AUSTIN (KXAN) — A 36-year-old man who drowned while canoeing on Lake Georgetown on Saturday was one of four people who died while boating in Texas last weekend.

As the Fourth of July holiday nears, Texas Parks and Wildlife says the number of boating-related fatalities on Texas waterways this spring and summer is “alarming.” Six months into the year, the state says there have been more than a dozen boating-related fatalities and almost half involved kayaks; in 2015, approximately 40 percent of boating-related fatalities in Texas involved paddle crafts.

According to the U.S. Coast Guard statistics at least 85 percent of people who drown in boating accidents were not wearing a personal flotation device (PFD) at the time.

Authorities contribute some of the deaths to the increased water flows along rivers and creeks due to the heavy rains and flooding in May. In Austin, Lady Bird Lake and Lake Austin were closed to recreational boating for long periods of time due to swift water. Over Memorial Day weekend, a woman died while tubing with friends on Barton Creek. Over the next two weeks, another two people died while swimming in Barton Creek.

Texas Parks and Wildlife Game Warden boat on Lake Georgetown. (KXAN  File Photo)

Records show there have been more than 34 non-boating related drownings reported in Texas since January. Earlier this month, a 31-year-old man from New York died while out on a party barge on Lake Travis.

If your holiday weekend plans include a lake or a river, the state wants to remind you to wear life jackets, avoid drinking alcohol and follow other safety practices heading into the peak summer boating season.

“A day on the water in Texas should be all about the fun and following the basic rules of water safety can help keep your loved ones from harm. If you don’t know how to swim, learn and if you are impaired or unfamiliar with the water conditions don’t put yourself in jeopardy by taking unnecessary risks. Keep an eye on kids especially. It only takes a second to turn a fun day on the water into a tragedy,” said Texas Game Warden Col.
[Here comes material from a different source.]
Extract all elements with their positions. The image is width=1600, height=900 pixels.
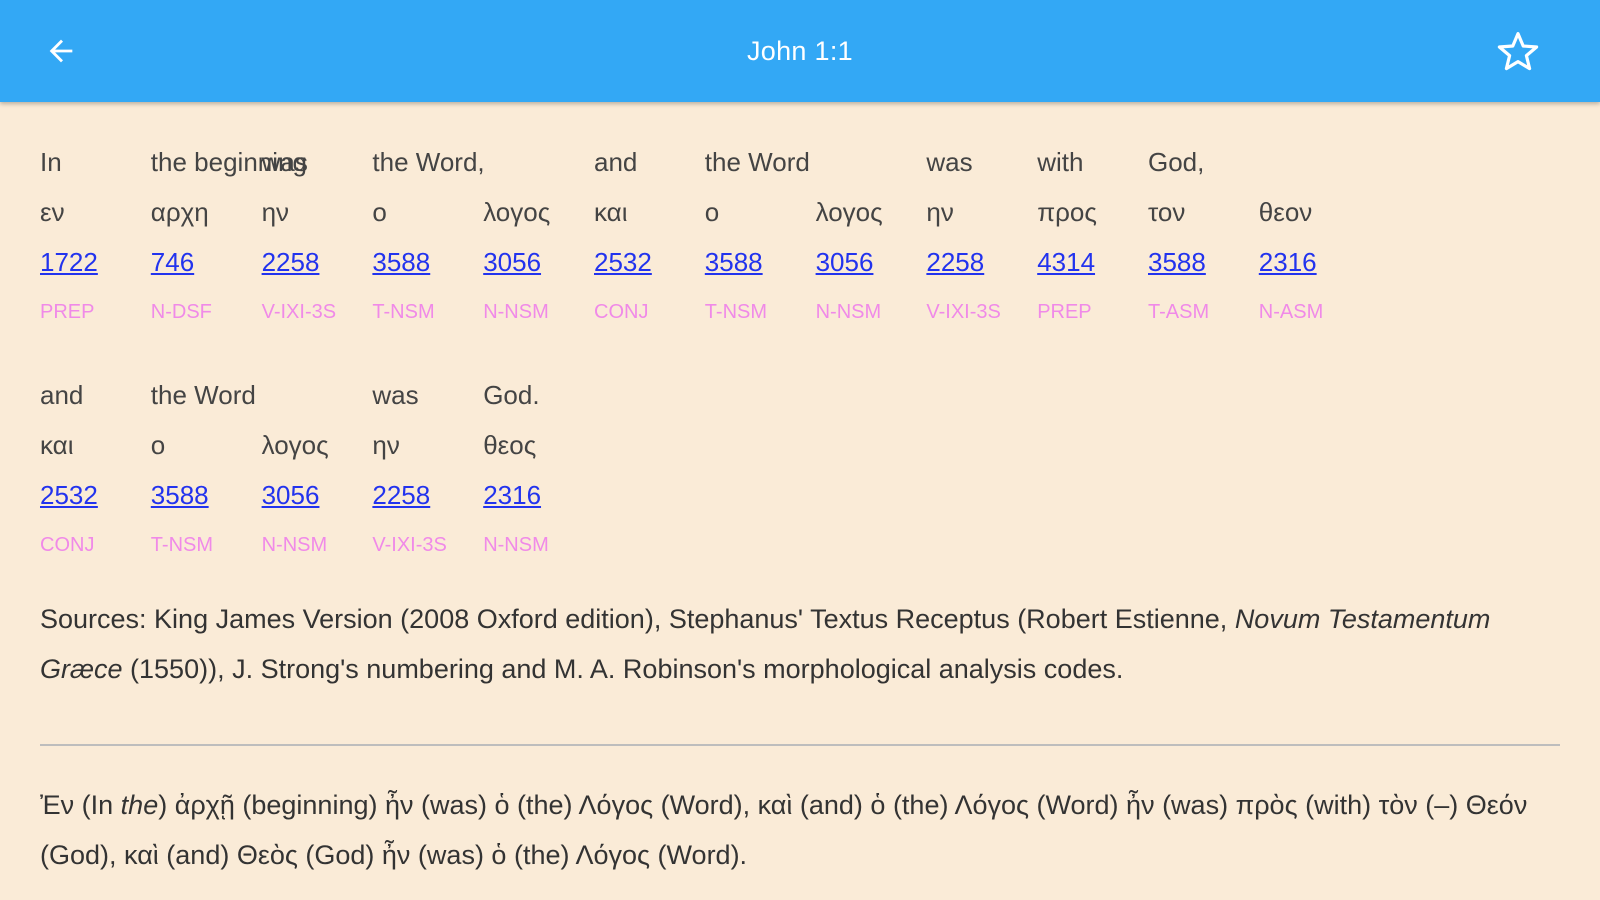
verse-word: In εν 1722 PREP — [40, 137, 150, 337]
greek-english-text: Ἐν (In the) ἀρχῇ (beginning) ἦν (was) ὁ … — [40, 780, 1560, 880]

Craig Hunter.

The Lower Colorado River Authority and the Travis County Sheriff’s Office will be canvassing Lake Travis over the Fourth of July weekend to make sure boaters and swimmers are aware of the dangers of a full Lake Travis.

The Austin Police Department will have Lake Austin and Lady Bird Lake covered, and will be checking for life jackets.

“We’ve been pretty big sticklers,” said APD Lake Patrol Officer Robert Chapman.

He says the biggest violation he comes across is children not wearing life jackets, which is illegal in Texas. The law states anyone under 13 must be wearing a life jacket in the boat at all times. Anyone older must have a life jacket with them that is easy to reach.